GAZA CITY (IPS) - Civilians are still paying the price of Israel’s blistering eight-day military assault on the Gaza Strip.
According to the Palestinian Centre for Human Rights (PCHR) more than 160 Palestinians lost their lives by 21 November, the last day of the bloody confrontation between Israel and Palestinian fighters. The dead included at least 103 civilians, 33 of them children. More than a thousand Palestinians were wounded, including 971 civilians — 274 of them children.
Three of the Palestinian civilians killed were journalists who died after repeated Israeli attacks on media buildings where Palestinian and foreign journalists were working.
But the attack and its consequences have been the hardest for Gaza’s children, unable to comprehend the volatility and the political intricacies in the place they call home.
“There is a possibility that he has severe brain damage as there is internal bleeding within his skull,” Sana Thabat, a 23-year-old nurse in Gaza’s al-Shifa hospital said.
Muhammad was wounded last week after Israeli F-16 fighter jets targeted his family home as the occupants slept. The shelling killed two women from the Abu Zour family; Sahar Fadi Abu Zour, 20, Nisma Helmi Abu Zour, 21; and Muhammad’s little brother Eyad Abu Zour, 5.
The Israeli jets had been targeting the home of an alleged militant next door. Al-Zaytoun is densely populated and far from any Hamas military compounds.
In another case of Israeli “collateral damage” several members of the al-Dalu family, including four children, were killed when an Israeli missile hit a four-story house belonging to Jamal Mahmoud Yassin al-Dalu, 52, in the north of Gaza City.
Alia Kalajar, 23, from Shojaiya in Gaza wept silently as she held the hand of her seven-year-old daughter Nisma. “Nisma has stopped talking and we don’t know if she will ever talk again. She has a head fracture and is bleeding internally too,” Kalajar said.
The little girl fell from her home on the third floor of a building that was struck by an Israeli drone. Nineteen Palestinian civilians were injured in that strike.
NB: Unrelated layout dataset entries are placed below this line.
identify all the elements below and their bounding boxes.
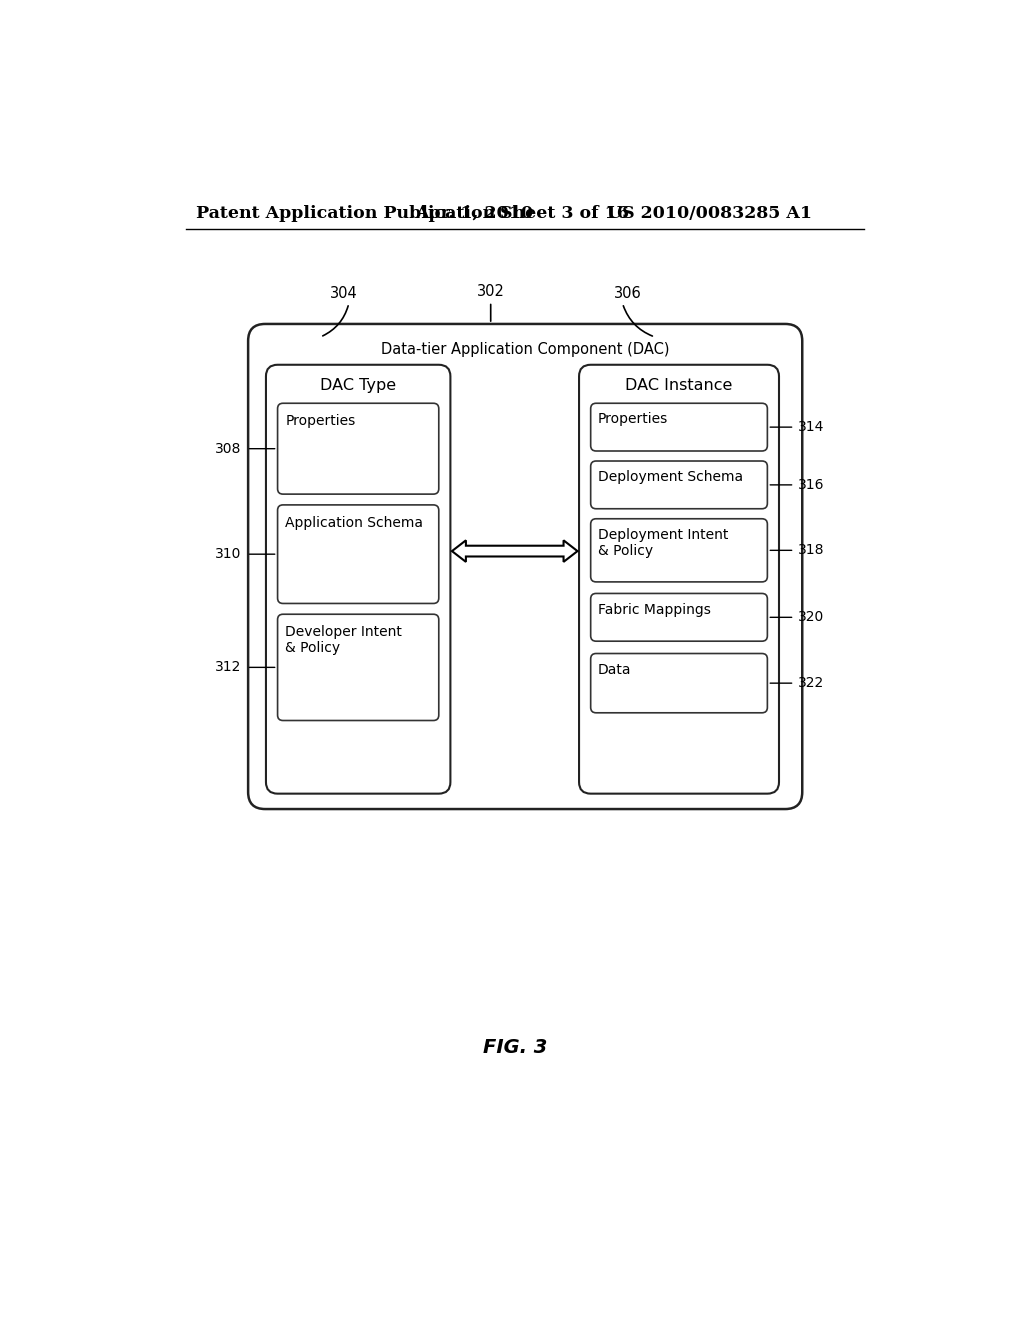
FancyBboxPatch shape <box>278 614 438 721</box>
FancyBboxPatch shape <box>591 594 767 642</box>
Text: Data: Data <box>598 663 631 677</box>
Text: Application Schema: Application Schema <box>286 516 423 529</box>
Text: Sheet 3 of 16: Sheet 3 of 16 <box>500 206 629 222</box>
Text: 322: 322 <box>799 676 824 690</box>
Text: 320: 320 <box>799 610 824 624</box>
FancyBboxPatch shape <box>278 404 438 494</box>
Text: 312: 312 <box>215 660 241 675</box>
FancyBboxPatch shape <box>591 519 767 582</box>
Text: 310: 310 <box>215 548 241 561</box>
Text: DAC Type: DAC Type <box>321 378 396 393</box>
FancyBboxPatch shape <box>278 506 438 603</box>
Text: Patent Application Publication: Patent Application Publication <box>197 206 496 222</box>
Text: Fabric Mappings: Fabric Mappings <box>598 603 711 616</box>
FancyBboxPatch shape <box>591 461 767 508</box>
Text: 306: 306 <box>614 285 642 301</box>
Text: 316: 316 <box>799 478 825 492</box>
FancyBboxPatch shape <box>591 653 767 713</box>
Text: Properties: Properties <box>286 414 355 428</box>
Text: 314: 314 <box>799 420 824 434</box>
Text: 318: 318 <box>799 544 825 557</box>
Text: Data-tier Application Component (DAC): Data-tier Application Component (DAC) <box>381 342 669 356</box>
FancyBboxPatch shape <box>248 323 802 809</box>
Text: Deployment Schema: Deployment Schema <box>598 470 742 484</box>
Text: FIG. 3: FIG. 3 <box>483 1039 548 1057</box>
Text: Properties: Properties <box>598 412 668 426</box>
Text: US 2010/0083285 A1: US 2010/0083285 A1 <box>607 206 812 222</box>
Text: DAC Instance: DAC Instance <box>626 378 733 393</box>
FancyBboxPatch shape <box>591 404 767 451</box>
Text: 302: 302 <box>477 284 505 300</box>
Text: Apr. 1, 2010: Apr. 1, 2010 <box>415 206 532 222</box>
Polygon shape <box>452 540 578 562</box>
FancyBboxPatch shape <box>579 364 779 793</box>
Text: 308: 308 <box>215 442 241 455</box>
Text: Developer Intent
& Policy: Developer Intent & Policy <box>286 626 402 655</box>
FancyBboxPatch shape <box>266 364 451 793</box>
Text: 304: 304 <box>330 285 357 301</box>
Text: Deployment Intent
& Policy: Deployment Intent & Policy <box>598 528 728 558</box>
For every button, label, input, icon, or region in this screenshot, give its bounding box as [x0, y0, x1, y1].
Abdel Aziz Ashour, 6, from al-Zaytoun has shrapnel injuries in both his legs. He was playing with his seven brothers and sisters last Tuesday when an Israeli drone targeted his neighborhood.
Low on medicines
His cousin was killed and five other civilians were injured. But the little boy remains cheerful despite the grim circumstances and the pain he is in. “I’m not afraid of the Israelis,” he said as he flashed the V for victory sign. Al-Shifa hospital staff have been forced to work long hours with limited medical equipment and dwindling supplies of medicines.
“I’ve seen so many dead and injured children. In the end one becomes a little numb to the situation,” Adnan Bughadi, a 22-year-old nurse from Shojaiya, said. “Most of us have been working double shifts to cope with all the wounded, and it is very tiring. At one stage the floors were covered in blood and there was a shortage of beds for the wounded.”
“The hospital is running low on some essential medicines and has run out of others,” Sana Thabat said. “I find it very distressing seeing the number of children and other civilians killed but what can we do? We have to keep going.”
The Palestinian Centre for Human Rights has called for an international fact-finding mission “to investigate war crimes committed by Israeli forces against Palestinian civilians in the Gaza Strip, and to take necessary measures to prosecute the perpetrators.”